L’arrivée du discret EC120 a été un soulagement pour les riverains de Dax, fatigués des sifflements des Gazelle photo Frédéric Lert - Aerobuzz.fr

 

14 octobre 2015 par Frédéric Lert - Aerobuzz.fr

 

Helidax, le centre français de formation des pilotes d’hélicoptère militaires géré par DCI célèbre ses 100.000 heures de vol, à Dax. Le partenariat public-privé fonctionne à plein rendement. DCI investit dans de nouveaux hélicoptères pour former les pilotes étrangers.

 

Il aura suffit de cinq ans d’activité à Helidax pour franchir ce cap symbolique : 100.000 heures de vol sur les EC120 « Calliopé » rouge et blanc, les couleurs de la ville de Dax. Chaque année, la base école général Navelet consomme donc près de 25% des heures de vol totales de l’Alat.

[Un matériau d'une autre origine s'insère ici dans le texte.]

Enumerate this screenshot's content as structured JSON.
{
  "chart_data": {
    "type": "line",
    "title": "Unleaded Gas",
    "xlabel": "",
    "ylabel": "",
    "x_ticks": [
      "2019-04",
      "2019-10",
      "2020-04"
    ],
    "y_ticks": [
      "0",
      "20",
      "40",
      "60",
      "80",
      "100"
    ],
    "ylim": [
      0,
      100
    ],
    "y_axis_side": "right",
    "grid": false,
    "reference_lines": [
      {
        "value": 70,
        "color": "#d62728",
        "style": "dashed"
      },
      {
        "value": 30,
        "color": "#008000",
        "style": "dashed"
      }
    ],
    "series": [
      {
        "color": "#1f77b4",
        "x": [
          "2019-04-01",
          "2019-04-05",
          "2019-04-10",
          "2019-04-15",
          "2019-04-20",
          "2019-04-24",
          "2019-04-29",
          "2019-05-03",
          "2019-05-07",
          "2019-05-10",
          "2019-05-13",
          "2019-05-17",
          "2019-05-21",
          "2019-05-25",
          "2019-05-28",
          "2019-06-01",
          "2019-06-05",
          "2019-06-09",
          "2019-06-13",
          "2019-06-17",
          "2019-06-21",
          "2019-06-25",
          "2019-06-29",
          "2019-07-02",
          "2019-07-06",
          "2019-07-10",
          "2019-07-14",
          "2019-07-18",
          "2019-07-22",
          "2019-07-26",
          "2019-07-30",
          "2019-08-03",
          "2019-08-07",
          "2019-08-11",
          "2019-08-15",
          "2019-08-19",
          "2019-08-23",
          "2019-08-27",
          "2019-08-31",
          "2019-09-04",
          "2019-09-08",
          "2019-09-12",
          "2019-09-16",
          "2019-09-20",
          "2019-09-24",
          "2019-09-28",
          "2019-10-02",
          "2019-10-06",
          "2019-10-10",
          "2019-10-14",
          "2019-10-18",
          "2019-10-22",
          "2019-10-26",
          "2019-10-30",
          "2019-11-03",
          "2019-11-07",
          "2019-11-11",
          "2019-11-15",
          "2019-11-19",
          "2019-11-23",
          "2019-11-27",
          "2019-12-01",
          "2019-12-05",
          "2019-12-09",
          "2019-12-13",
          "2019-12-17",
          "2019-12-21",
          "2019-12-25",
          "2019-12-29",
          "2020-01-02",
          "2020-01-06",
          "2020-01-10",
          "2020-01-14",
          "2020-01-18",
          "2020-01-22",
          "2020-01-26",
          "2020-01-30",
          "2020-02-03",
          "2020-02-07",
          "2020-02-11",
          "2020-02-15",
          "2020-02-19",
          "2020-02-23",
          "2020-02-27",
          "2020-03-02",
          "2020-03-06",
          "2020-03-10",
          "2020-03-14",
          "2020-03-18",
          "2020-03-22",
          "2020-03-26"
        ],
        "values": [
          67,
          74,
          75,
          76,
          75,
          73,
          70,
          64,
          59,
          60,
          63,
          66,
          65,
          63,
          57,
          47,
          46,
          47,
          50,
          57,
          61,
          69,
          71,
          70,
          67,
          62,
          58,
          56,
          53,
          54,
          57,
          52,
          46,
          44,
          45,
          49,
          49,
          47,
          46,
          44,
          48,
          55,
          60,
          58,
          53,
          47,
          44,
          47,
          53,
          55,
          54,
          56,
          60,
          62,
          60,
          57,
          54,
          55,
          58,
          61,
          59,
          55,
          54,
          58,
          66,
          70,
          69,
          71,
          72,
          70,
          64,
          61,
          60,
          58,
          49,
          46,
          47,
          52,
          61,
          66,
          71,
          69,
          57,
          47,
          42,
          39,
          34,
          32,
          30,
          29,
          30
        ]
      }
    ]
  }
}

Mais l’activité ne s’y fait pas qu’au profit de l’aviation légère de l’armée de terre : dans un bel exemple de mutualisation des moyens, Dax accueille tous les futurs pilotes étatiques français : Alat donc, mais aussi aéronavale, armée de l’air et gendarmerie. Citons aussi les quelques pilotes d’hélicoptères militaires belges (une poignée par an…) qui se retrouvent également dans les Landes pour leur formation de base. Au total, une centaine de brevets sont remis chaque année à Dax et le partenariat public-privé soutenant cette activité est souvent cité en exemple.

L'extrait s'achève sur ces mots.